Vous vous demandez si vous êtes un parent hélicoptère ? Répondez par « oui » ou « non » à ces énoncés :
• Je choisis les vêtements de mon enfant.
• Je refuse de le laisser essayer de nouvelles activités.
• Je choisis pour lui les activités qu’il fera.
• Je corrige tous ses travaux et devoirs que j’annote.
• Je refuse que mon enfant escalade le module de jeux au parc de peur qu’il se fasse mal.
• S’il vit un conflit avec un ami, je m’interpose en appelant directement l’ami et ses parents pour tenter de régler le différend.

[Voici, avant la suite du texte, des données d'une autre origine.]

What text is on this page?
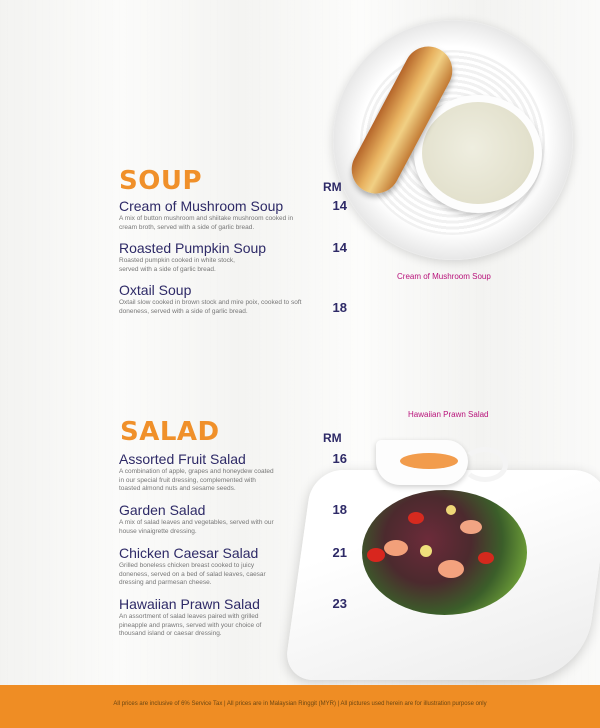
Cream of Mushroom Soup
SOUP	RM
Cream of Mushroom Soup
A mix of button mushroom and shiitake mushroom cooked in cream broth, served with a side of garlic bread.
14
Roasted Pumpkin Soup
Roasted pumpkin cooked in white stock, served with a side of garlic bread.
14
Oxtail Soup
Oxtail slow cooked in brown stock and mire poix, cooked to soft doneness, served with a side of garlic bread.	18
Hawaiian Prawn Salad
SALAD	RM
Assorted Fruit Salad
A combination of apple, grapes and honeydew coated in our special fruit dressing, complemented with toasted almond nuts and sesame seeds.
16
Garden Salad
A mix of salad leaves and vegetables, served with our house vinaigrette dressing.
18
Chicken Caesar Salad
Grilled boneless chicken breast cooked to juicy doneness, served on a bed of salad leaves, caesar dressing and parmesan cheese.
21
Hawaiian Prawn Salad
An assortment of salad leaves paired with grilled pineapple and prawns, served with your choice of thousand island or caesar dressing.
23
All prices are inclusive of 6% Service Tax | All prices are in Malaysian Ringgit (MYR) | All pictures used herein are for illustration purpose only
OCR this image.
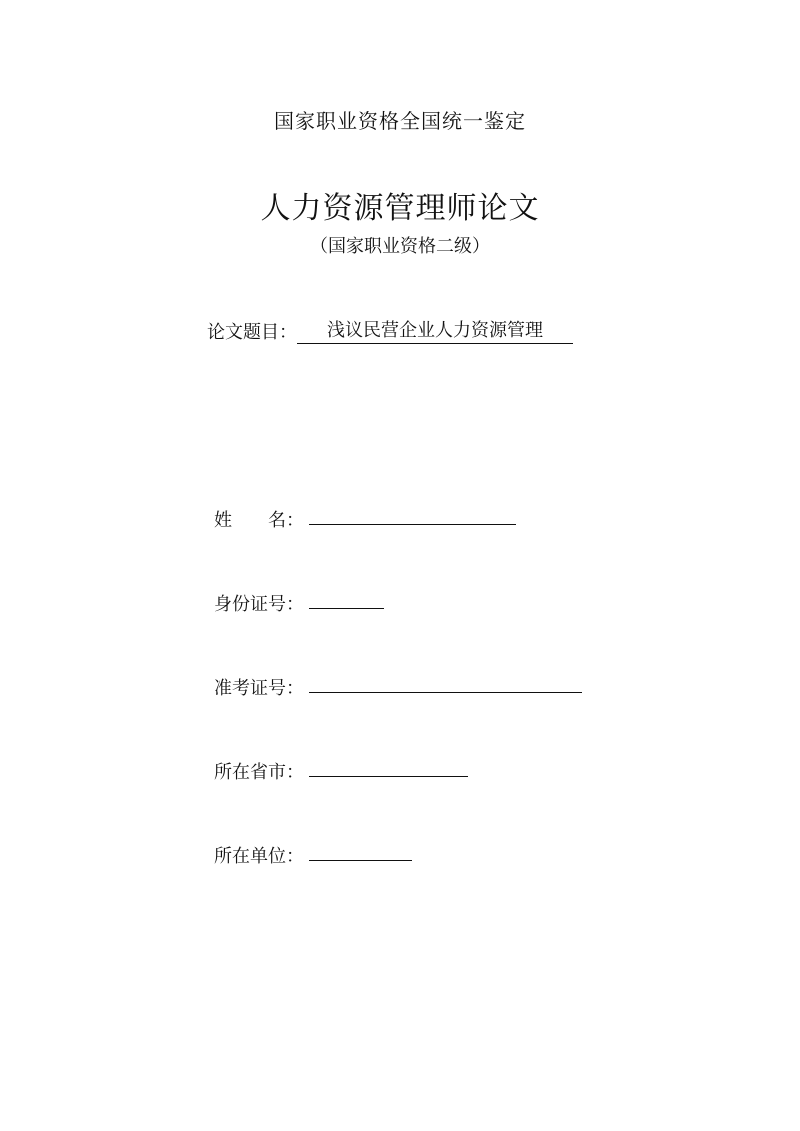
国家职业资格全国统一鉴定
人力资源管理师论文
（国家职业资格二级）
论文题目：	浅议民营企业人力资源管理
姓　　名：
身份证号：
准考证号：
所在省市：
所在单位：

• Je vante les talents de mes enfants à tout le monde que je croise sans me rendre compte quen ça ne les intéresse pas.
• J’habille moi-même mon enfant, tous les matins, même s’il est capable de le faire lui-même.
• Je nourris mon enfant à la cuillère même s’il a déjà acquis cette habileté motrice.
• Je dors encore avec mon enfant de 12 ans parce qu’il a peur du noir.
• Je refuse que mon enfant se garde pour une durée de 15 minutes même s’il en a les capacités.
• Je veux savoir à tout moment ce que fait mon enfant.
• J’ai de fréquents conflits avec les enseignants de mon enfant que je trouve incompétents.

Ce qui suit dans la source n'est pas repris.